MurderByDeath
I have always been deeply fascinated by Russia - a fascination that was no doubt inspired by the 'Iron Curtain' and the closed society of the USSR; I'm a child of the Cold War, after all. But as interested as I was by the politics of it all (it was my major at university until the Berlin wall was pulled down and my advisor said 'We need to re-evaluate.') what really fascinated me was the culture: the people, the art and the Arts. When everyone else had rock posters on their walls I had LeRoy Neiman's Mikhail Baryshnikov on mine.
This book is amongst the oldest in my collection, in terms of my ownership. Bought new, it's one of the few that moved with me every time over the the last 18 years, always treated with kid gloves and always given pride of place on my shelves. I took it off the shelf today to dust, and soon found myself curled up on my beanbag trying to juggle its large format without jostling Easter-cat as she tried to snooze on my lap.

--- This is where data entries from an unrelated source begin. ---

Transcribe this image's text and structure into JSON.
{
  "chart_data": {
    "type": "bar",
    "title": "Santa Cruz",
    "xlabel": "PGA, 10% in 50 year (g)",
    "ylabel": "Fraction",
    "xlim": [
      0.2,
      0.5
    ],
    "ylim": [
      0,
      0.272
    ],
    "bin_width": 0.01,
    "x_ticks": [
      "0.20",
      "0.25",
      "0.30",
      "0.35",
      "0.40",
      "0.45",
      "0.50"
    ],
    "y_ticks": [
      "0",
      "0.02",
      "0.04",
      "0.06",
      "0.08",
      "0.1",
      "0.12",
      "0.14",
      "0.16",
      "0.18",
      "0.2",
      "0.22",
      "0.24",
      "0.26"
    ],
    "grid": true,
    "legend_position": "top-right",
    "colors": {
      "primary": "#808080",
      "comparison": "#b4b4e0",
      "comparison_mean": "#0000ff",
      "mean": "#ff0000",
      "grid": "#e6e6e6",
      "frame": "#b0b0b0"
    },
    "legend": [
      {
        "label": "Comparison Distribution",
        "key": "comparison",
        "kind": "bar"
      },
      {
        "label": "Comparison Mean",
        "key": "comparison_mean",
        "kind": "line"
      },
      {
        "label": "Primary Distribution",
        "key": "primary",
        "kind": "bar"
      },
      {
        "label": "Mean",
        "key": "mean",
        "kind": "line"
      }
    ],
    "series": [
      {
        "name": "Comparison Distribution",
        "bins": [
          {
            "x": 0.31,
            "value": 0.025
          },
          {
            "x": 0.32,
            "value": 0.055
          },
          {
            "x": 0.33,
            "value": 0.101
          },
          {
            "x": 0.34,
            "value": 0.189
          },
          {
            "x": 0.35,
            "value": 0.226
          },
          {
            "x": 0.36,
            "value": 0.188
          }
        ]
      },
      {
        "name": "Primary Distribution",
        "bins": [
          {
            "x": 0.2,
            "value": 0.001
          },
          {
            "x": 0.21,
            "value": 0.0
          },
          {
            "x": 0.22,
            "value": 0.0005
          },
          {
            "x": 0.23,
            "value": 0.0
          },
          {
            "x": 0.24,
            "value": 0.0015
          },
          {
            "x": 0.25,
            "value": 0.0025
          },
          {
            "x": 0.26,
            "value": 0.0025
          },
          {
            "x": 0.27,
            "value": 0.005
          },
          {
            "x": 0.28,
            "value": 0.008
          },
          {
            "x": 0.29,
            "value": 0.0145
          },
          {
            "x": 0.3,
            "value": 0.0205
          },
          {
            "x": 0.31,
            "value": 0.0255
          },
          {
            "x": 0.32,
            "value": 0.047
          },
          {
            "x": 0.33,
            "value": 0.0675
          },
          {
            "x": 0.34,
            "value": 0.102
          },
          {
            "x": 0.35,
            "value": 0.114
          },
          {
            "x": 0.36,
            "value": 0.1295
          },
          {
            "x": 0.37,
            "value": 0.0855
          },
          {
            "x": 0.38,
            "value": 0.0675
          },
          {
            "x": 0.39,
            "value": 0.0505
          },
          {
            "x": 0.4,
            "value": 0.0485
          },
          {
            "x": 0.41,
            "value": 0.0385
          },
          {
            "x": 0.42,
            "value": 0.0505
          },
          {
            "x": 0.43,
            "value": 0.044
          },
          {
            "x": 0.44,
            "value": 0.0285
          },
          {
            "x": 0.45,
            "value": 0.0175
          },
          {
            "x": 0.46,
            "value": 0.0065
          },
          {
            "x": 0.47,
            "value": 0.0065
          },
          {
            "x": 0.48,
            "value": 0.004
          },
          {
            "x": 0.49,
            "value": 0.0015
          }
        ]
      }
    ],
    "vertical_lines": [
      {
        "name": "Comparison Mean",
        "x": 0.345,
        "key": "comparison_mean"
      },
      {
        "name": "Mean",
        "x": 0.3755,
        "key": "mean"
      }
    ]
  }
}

The book is brilliant. The photos are brilliant. But what still chokes me up after almost 2 decades is what this book represented at the time; the unprecedented access, the struggle to create the book, the little vignettes the photographers told about their day and their experience. The cooperation between two societies taught through decades of propaganda to distrust each other.

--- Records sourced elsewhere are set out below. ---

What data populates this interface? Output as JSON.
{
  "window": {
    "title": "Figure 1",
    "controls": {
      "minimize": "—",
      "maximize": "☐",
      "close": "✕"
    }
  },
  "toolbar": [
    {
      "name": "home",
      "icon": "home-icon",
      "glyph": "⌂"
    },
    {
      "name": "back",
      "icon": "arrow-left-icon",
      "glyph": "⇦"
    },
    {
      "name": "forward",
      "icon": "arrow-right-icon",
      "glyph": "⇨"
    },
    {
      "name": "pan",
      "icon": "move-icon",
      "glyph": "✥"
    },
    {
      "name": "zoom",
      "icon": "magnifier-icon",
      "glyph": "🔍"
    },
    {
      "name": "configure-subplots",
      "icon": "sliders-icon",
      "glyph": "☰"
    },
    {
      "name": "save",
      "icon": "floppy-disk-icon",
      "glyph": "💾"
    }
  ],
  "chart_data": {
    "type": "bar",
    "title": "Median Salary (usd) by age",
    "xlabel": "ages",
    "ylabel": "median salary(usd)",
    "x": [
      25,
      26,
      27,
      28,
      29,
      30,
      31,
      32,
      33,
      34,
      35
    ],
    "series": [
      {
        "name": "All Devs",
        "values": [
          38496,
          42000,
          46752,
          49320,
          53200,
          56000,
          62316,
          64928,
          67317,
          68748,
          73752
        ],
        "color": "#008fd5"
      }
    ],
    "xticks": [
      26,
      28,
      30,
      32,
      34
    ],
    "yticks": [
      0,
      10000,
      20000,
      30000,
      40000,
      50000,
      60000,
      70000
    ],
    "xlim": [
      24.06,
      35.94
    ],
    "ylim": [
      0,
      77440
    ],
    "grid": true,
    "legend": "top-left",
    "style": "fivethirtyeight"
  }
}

The USSR is long gone now, but the book, I think, retains its relevancy, as a historical record of a country that no longer exists and an example of what's possible when politics are put aside. There are quite a few countries in this series and I am interested in acquiring A Day in the Life of America and A Day in the Life of Australia, but this is the one that's always going to retain pride of place on my shelves.